Revisi Pasal 134 UU LLAJ
Menyikapi kekosongan hukum tersebut, maka diperlukan reformasi hukum yang tegas. Pasal 134 UU LLAJ harus direvisi untuk menambahkan kategori ke-8 (delapan):
“Kendaraan pengangkut bahan pangan strategis yang mudah rusak (perishable goods) untuk kepentingan ketahanan pangan nasional, meliputi produk perikanan dan seafood segar/beku, produk daging dan unggas segar/beku, produk hortikultura segar, serta produk susu dan olahannya, dengan syarat:
(a) dilengkapi sistem monitoring suhu dan GPS real-time;
(b) memiliki Sertifikat Pengangkutan Pangan Strategis dari Badan Pangan Nasional;
(c) menggunakan isyarat visual khusus (lampu kuning berkedip) saat melewati zona kemacetan.”
Pembaharuan hukum tersebut setidaknya memberikan tiga manfaat struktural, yaitu: Pertama, menciptakan landasan hukum yang jelas bagi prioritas lalu lintas untuk kendaraan logistik pangan. Kedua, mengintegrasikan mandat UU Pangan ke dalam rezim lalu lintas. Ketiga, membuka akses hukum bagi supir truk untuk menuntut perlindungan hukum jika hak prioritas mereka dilanggar.
Syarat-syarat ketat (monitoring suhu, sertifikasi, isyarat visual) juga dipandang perlu guna mencegah penyalahgunaan dan memastikan bahwa hanya kendaraan yang benar-benar membawa pangan strategis yang mendapat prioritas.
Dampak yang Diharapkan
Revisi Pasal 134 UU LLAJ membawa implikasi normatif berlapis. Bahwa pada level konseptual, pasal tersebut sanggup mengesahkan perubahan paradigma: ketahanan pangan diakui sebagai kepentingan setara dengan penyelamatan nyawa dalam kondisi akut.

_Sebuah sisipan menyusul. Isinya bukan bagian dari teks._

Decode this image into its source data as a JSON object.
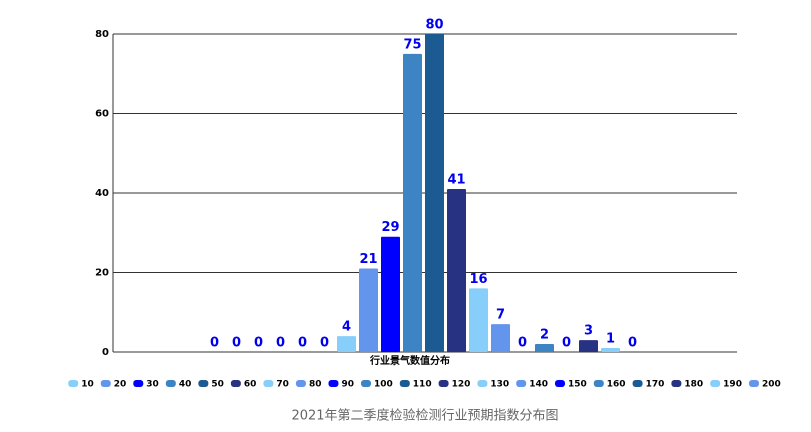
{
  "chart_data": {
    "type": "bar",
    "title": "2021年第二季度检验检测行业预期指数分布图",
    "categories": [
      "行业景气数值分布"
    ],
    "ylim": [
      0,
      80
    ],
    "yticks": [
      0,
      20,
      40,
      60,
      80
    ],
    "grid": true,
    "series": [
      {
        "name": "10",
        "color": "#87cefa",
        "values": [
          0
        ]
      },
      {
        "name": "20",
        "color": "#6495ed",
        "values": [
          0
        ]
      },
      {
        "name": "30",
        "color": "#0000ff",
        "values": [
          0
        ]
      },
      {
        "name": "40",
        "color": "#3c84c4",
        "values": [
          0
        ]
      },
      {
        "name": "50",
        "color": "#1c5a92",
        "values": [
          0
        ]
      },
      {
        "name": "60",
        "color": "#283282",
        "values": [
          0
        ]
      },
      {
        "name": "70",
        "color": "#87cefa",
        "values": [
          4
        ]
      },
      {
        "name": "80",
        "color": "#6495ed",
        "values": [
          21
        ]
      },
      {
        "name": "90",
        "color": "#0000ff",
        "values": [
          29
        ]
      },
      {
        "name": "100",
        "color": "#3c84c4",
        "values": [
          75
        ]
      },
      {
        "name": "110",
        "color": "#1c5a92",
        "values": [
          80
        ]
      },
      {
        "name": "120",
        "color": "#283282",
        "values": [
          41
        ]
      },
      {
        "name": "130",
        "color": "#87cefa",
        "values": [
          16
        ]
      },
      {
        "name": "140",
        "color": "#6495ed",
        "values": [
          7
        ]
      },
      {
        "name": "150",
        "color": "#0000ff",
        "values": [
          0
        ]
      },
      {
        "name": "160",
        "color": "#3c84c4",
        "values": [
          2
        ]
      },
      {
        "name": "170",
        "color": "#1c5a92",
        "values": [
          0
        ]
      },
      {
        "name": "180",
        "color": "#283282",
        "values": [
          3
        ]
      },
      {
        "name": "190",
        "color": "#87cefa",
        "values": [
          1
        ]
      },
      {
        "name": "200",
        "color": "#6495ed",
        "values": [
          0
        ]
      }
    ]
  }
}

Sedangkan pada level operasional, pasal tersebut memberikan dasar hukum kepada Kepolisian RI untuk mengatur lalu lintas dengan memprioritaskan kendaraan perishable tertentu.
Pada level praktis, revisi pasal tersebut membuka jalan untuk regulasi derivatif: Peraturan Pemerintah tentang tata cara penetapan sertifikat pangan strategis, Peraturan Kapolri tentang mekanisme prioritas lalu lintas, Peraturan Menteri Perhubungan tentang standar kendaraan logistik pangan.
Efek jangka panjang diharapkan termasuk penurunan food loss dalam distribusi, penurunan biaya logistik perishable, peningkatan ketersediaan pangan lokal di pasar, dan peningkatan daya saing produk perikanan Indonesia di pasar global.
Kekosongan hukum dalam Pasal 134 UU LLAJ bukan sekadar ketiadaan teknis peraturan, melainkan merupakan absennya pengakuan hukum terhadap dimensi vital ketahanan pangan nasional. Supir truk pengangkut ikan segar tidak mempunyai landasan hukum untuk menuntut prioritas, meskipun misinya sama pentingnya dengan ambulans: menyelamatkan nyawa melalui distribusi bahan hidup. Reformasi Pasal 134 UU LLAJ bukan biaya tambahan kepada sistem hukum, melainkan perbaikan fundamental dalam menyelaraskan regime lalu lintas dengan mandat ketahanan pangan. Negara-negara maju sudah mempraktikkan prioritas semacam ini. Indonesia tidak perlu menemukan mekanisme dari nol—tinggal mengadopsi praktik global dan menyesuaikannya dengan konteks lokal.